Microglial process extension in response to glutamate in brain slices
Microglia in a hippocampal brain slice of a CX3CR1-GFP expressing mouse extend their processes toward the region of neuronal cell bodies during glutamate (1mM) treatment. Time is displayed as hr:min. Read more in Eyo UB, Peng J, Przemyslaw S, Mukherjee A, Bispo A, Wu LJ (2014). Neuronal Hyperactivity Recruits Microglial Processes via Neuronal NMDA Receptors and Microglial P2Y12 Receptors after Status Epilepticus. Journal of Neuroscience, 34 (32): 10528-10540.
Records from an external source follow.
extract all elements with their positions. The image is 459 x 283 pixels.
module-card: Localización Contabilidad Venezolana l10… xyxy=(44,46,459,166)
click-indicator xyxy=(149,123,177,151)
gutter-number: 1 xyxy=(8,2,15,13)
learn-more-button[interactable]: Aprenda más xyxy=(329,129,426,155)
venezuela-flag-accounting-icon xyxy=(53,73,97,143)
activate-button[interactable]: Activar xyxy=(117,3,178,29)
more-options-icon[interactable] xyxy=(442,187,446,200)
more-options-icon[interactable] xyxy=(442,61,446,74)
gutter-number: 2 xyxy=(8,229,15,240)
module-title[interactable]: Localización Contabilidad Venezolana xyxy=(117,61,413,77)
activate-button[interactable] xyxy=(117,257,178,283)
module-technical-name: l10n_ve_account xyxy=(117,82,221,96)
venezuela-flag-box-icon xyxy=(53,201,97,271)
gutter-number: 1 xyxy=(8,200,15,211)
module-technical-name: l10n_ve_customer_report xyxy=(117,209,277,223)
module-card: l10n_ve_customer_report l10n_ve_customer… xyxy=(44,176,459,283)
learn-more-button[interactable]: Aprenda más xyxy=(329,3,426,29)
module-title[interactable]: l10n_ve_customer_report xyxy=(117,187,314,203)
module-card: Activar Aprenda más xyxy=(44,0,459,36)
Microglial process convergence towards a neuronal dendrite in response to glutamate in brain slices
Microglial (green) processes in a brain slice of a CX3CR1-GFP expressing mouse converge on a neuronal dendrite (red) after glutamate (1mM) treatment. Time is displayed as hr:min. Read more in Eyo UB, Peng, J, Murugan M, Mo M, Lalani A, Xie P, Xu P, Margolis DJ, Wu LJ (2017). Regulation of Physical Microglia-Neuron Interactions by Fractalkine Signaling after Status Epilepticus. eNeuro. doi: 10.1523/ENEURO.0209-16.2016.
Microglial process convergence in response to extracellular calcium depletion in vivo
Microglial processes in the somatosensory cortex of a CX3CR1-GFP expressing mouse converge at certain “hotspot” when bathed in Ca2+-deficient ACSF with 2mM EGTA to eliminate the extracellular calcium concentrations. Time is displayed as hr:min. Read more in Eyo UB, Gu N, De S, Dong H, Richardson JR, Wu LJ (2015). Modulation of Microglial Process Convergence towards Neuronal Dendrites by Extracellular Calcium. Journal of Neuroscience, 35(6): 2417-2422.
Microglial landscape changes in by translocation in vivo
Microglial cells (four cells tracked with various colors) translocate to varying degrees through the naïve brain over several days. Read more in Eyo UB, Mo M, Yi M-H , Murugan M, Liu J, Yarlagadda R, Margolis DJ, Xu P, Wu LJ (2018). P2Y12R-Dependent Translocation Mechanisms Gate the Changing Microglial Landscape. Cell Rep. Apr 24; 23(4):979-966. doi: 1016/j.celrep.2018.04.001.